Put bluntly, disk drives are going to be a crap commodity business stuck between SSDs (faster) and tape (cheaper). The disk drive industry, as a major storage media player, is heading towards a head crash and Seagate has no escape strategy.
Err... the big problem with SSDs is, simply, the price per gigabyte. Unless and until that price falls considerably, there will be a lot of spinning drives sold, because some people simply require lots of storage. At my location we have multiple 4 TB spinning drives in our arrays, soon to be replaced by 8 or 10 or 12 TB spinning drives. Why spinning drives? We need to store tens of TB of data for ourselves and our customers. 1 TB of spinning drive costs $50 or less; 1 TB of SSD costs $300 or more. We cannot afford to replace our current spinning rust with SSDs, much less add storage. The customers are not going to pay 6x current costs for storage. They simply aren't. It will not happen.
Now, if the price fell significantly (to, say, 2x the price of spinning rust) and we could get affordable Internet connections fast enough that the customers would notice the speed increase, then we could justify it. Problem: the price of spinning rust keeps falling. Not so long ago it was $100 for 1 TB, and not long before that it was $200 for 1 TB. Only a few years ago it was hundreds of dollars for a fraction of a TB. SSD prices are aiming at a moving target. Back in the early-mid 1990s I paid $1000 for a 1 GB drive; I'd have killed for 1 TB at only $300. But that was then, this is now.
Wake me when the price of 1 TB of SSD gets to within shouting distance of 2x that of 1 TB of spinning rust. It will happen, just not soon.

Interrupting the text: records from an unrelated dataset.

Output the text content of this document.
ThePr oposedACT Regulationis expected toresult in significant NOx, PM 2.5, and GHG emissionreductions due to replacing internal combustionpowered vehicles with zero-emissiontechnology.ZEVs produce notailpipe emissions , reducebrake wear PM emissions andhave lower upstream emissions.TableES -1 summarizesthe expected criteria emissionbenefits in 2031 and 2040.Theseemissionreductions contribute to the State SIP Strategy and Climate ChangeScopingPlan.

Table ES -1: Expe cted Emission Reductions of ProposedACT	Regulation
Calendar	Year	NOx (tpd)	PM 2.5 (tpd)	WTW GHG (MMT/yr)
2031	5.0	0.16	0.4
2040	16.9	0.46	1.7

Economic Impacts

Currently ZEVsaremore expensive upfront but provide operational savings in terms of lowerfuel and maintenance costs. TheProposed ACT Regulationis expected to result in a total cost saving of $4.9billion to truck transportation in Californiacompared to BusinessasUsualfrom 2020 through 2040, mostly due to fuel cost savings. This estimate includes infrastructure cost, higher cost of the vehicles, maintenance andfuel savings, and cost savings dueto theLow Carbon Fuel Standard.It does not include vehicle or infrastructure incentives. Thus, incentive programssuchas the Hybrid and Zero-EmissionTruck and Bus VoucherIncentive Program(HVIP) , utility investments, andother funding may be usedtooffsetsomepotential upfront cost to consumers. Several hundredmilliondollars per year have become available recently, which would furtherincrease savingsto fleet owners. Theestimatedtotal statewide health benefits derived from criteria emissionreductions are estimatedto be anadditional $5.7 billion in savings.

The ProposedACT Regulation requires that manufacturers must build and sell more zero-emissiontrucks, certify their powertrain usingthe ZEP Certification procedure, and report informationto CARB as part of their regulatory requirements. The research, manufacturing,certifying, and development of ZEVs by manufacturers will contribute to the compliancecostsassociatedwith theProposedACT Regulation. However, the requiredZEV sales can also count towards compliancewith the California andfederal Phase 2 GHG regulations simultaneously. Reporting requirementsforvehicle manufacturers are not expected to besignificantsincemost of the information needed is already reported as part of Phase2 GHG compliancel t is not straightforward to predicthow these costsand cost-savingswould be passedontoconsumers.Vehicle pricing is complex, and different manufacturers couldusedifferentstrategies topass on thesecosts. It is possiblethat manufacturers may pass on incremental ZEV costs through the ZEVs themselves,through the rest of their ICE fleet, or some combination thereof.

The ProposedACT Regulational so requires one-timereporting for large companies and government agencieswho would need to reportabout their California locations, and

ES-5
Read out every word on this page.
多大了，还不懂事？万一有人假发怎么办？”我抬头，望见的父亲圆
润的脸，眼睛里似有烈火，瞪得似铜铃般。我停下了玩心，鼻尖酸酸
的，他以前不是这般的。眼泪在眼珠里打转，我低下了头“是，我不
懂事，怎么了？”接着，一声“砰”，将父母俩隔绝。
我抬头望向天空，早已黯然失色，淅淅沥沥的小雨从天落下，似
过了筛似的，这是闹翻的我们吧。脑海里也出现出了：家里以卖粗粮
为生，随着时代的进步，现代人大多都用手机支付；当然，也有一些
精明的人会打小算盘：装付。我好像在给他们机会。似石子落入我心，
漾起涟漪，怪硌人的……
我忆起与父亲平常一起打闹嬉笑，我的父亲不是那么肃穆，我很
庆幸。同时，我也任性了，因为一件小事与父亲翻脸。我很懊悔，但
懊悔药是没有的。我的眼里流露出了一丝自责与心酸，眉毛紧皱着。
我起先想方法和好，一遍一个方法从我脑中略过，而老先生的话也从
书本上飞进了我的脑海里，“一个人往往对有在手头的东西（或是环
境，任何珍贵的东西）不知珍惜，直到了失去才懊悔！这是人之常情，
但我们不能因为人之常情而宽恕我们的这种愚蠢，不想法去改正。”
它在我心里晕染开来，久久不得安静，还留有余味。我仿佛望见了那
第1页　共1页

Until then, spinning rust still lives.
My personal systems at home include a machine with a 1 TB SSD, but all the other systems have spinning rust, SSDs just cost too much. They are a major reason why the new, oh-so-thin, laptops from Apple and Microsoft and others cost so much and have so little storage. Those who like SSDs say that 128 GB or 256 GB is perfectly adequate, just stick your data on external drives, or on the cloud, or somewhere, anywhere, except on your hardware. Except that sooner or later you will need storage for your data. I have well over 500 GB of music, collected since the late 1980s, some of which never was released on CD, on my personal system at home. I have terabytes of movies and tv (no, not porn...) some of which was not released on DVD or if it was, was released at truly outrageous prices. They're sitting on my network along with lots of other odds and ends, and I simply wouldn't have space if I had to use SSDs. At the office we have data which is accessed perhaps once a year, if that... but when we need it, we need it right bloody now, there's no time to hunt down the backup tape (assuming that it wasn't sent off to Iron Mountain for storage) and restore the file(s), so we keep it on the system... which means that we have a lot of stuff on the system which we access rarely. We couldn't afford that with SSDs. We couldn't afford that with spinning rust, either, until the price came down; then we put stuff on tape and put up with delays. Now we don't have to. We see no reason to go back to the bad old days, and spend vast amounts to do it, just because SSDs are fashionable.